Technology as Nature asks an important question:
Why are all the liberals coming out of the woodwork
to insist that the Islamic-inspired terror attack in Paris has nothing at all to do with Islam?
I have an answer to this because this is something we definitely need to discuss.
The Koran is a book. A work of literature. What makes my entire profession as a literary critic possible is this interesting quality works of literature possess: they allow for as many (and more) readings as there are people on this planet. And all these readings have a right to exist. They don’t all have the right to get a passing grade in my courses but that’s a different matter.
The Koran only says what I want it to say. If I want to read the Koran (the Bible, Don Quixote, the menu I’ve been given at the local diner, etc) as saying that I need to stand on my head, say coocooricoo ten times and wave an orange flag in the process, who’s to stop me?
Islam, Christianity, Buddhism, the scholarly interpretation of War and Peace, etc. exist in a bizillion and one variations. Give me 10 minutes, and I will scare up 5 Christians right on the spot who assign a completely different meaning to any chosen verse from the Bible. Of course, they will all be totally wrong because the correct reading is mine but their readings will still exist.
When Spaniards went to slaughter the indigenous peoples of the Americas, they were waving Bibles throughout the entire process. But the Bibles didn’t make them slaughter children and rip out fetuses from women’s bellies and throw them to the dogs. The Bible was just an excuse. I read the Bible and it didn’t make me want to slaughter anybody. I also read the Koran and it didn’t make me a terrorist.
The problem doesn’t reside in books. It resides in the incapacity of many people to accept that their holy books are only holy to them and that it is fine. But if books – not just these books, any books at all – didn’t exist, there would still be crowds of people who would find it hard to accept the truly radical idea that what is super important to me might seem stupid, insignificant, and ridiculous to somebody else.

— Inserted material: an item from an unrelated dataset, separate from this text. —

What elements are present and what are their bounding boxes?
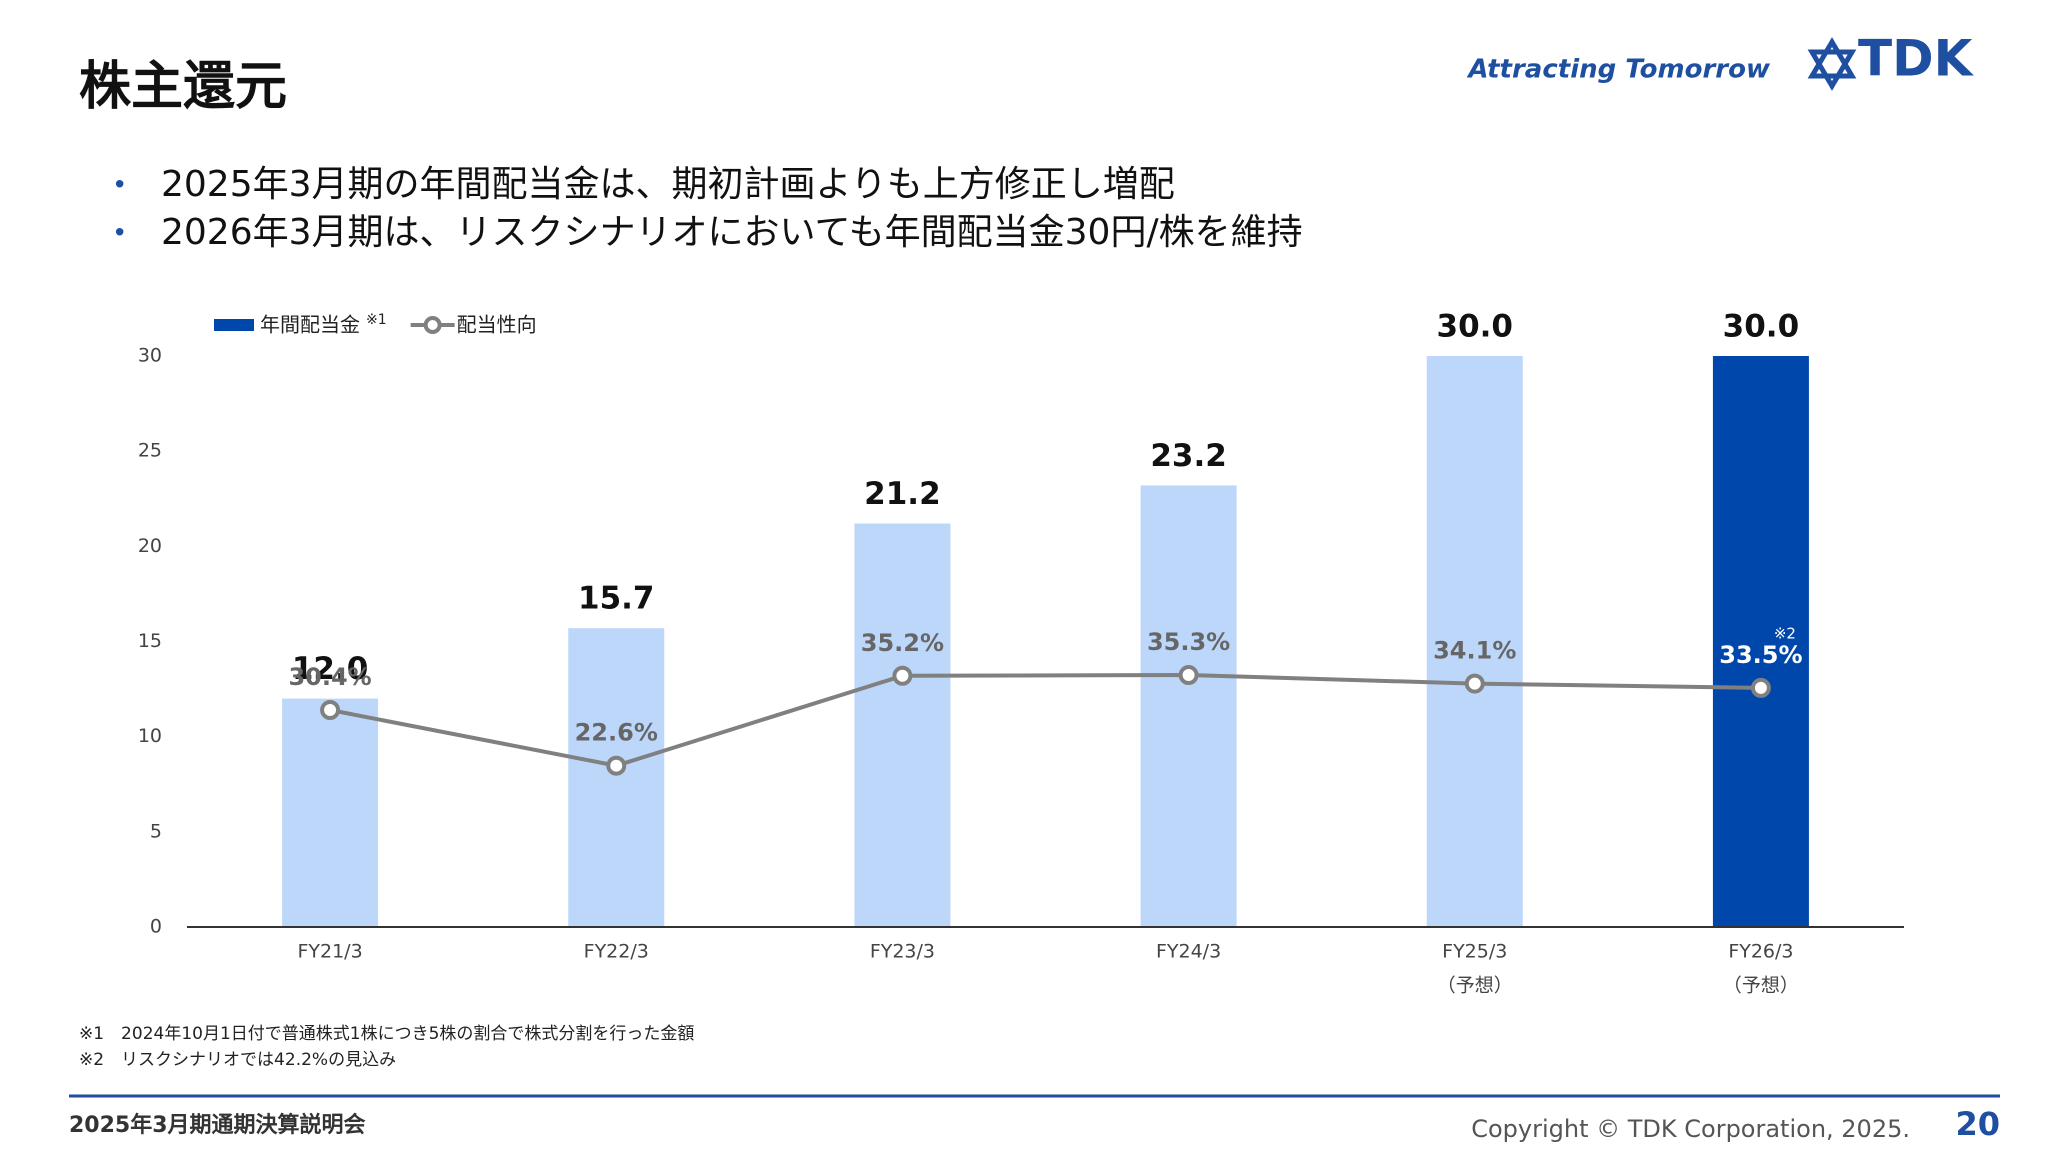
logo-symbol <box>1807 37 1857 91</box>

The greatest step forward we can all take in our development as human beings is to understand that nobody else is me. And that’s OK. The most horrible things human beings inflict on each other stem from their incapacity to see where they end and other people begin. Abusive parents lash out at their children when the children fail to perform as the perfect mirrors of the parents’ fantasies. Rapists invade the bodies of other human beings because they can’t accept those beings’ agency. Immigrants are marginalized when they can’t blend in completely and become the mirror image of the locals. Cartoonists are gunned down when their sense of humor differs from that of somebody else.
The reason why it is so damn hard to accept that other people are not a part of me is because this idea leads directly towards a great existential loneliness and confers an enormous responsibility to become worthy of the word “individual.” And that’s such an incredible drag. Who wants to do all that when there is an easy alternative to grab some ancient tome and go bash some folks in the head with it to convince them that they are an extension of me?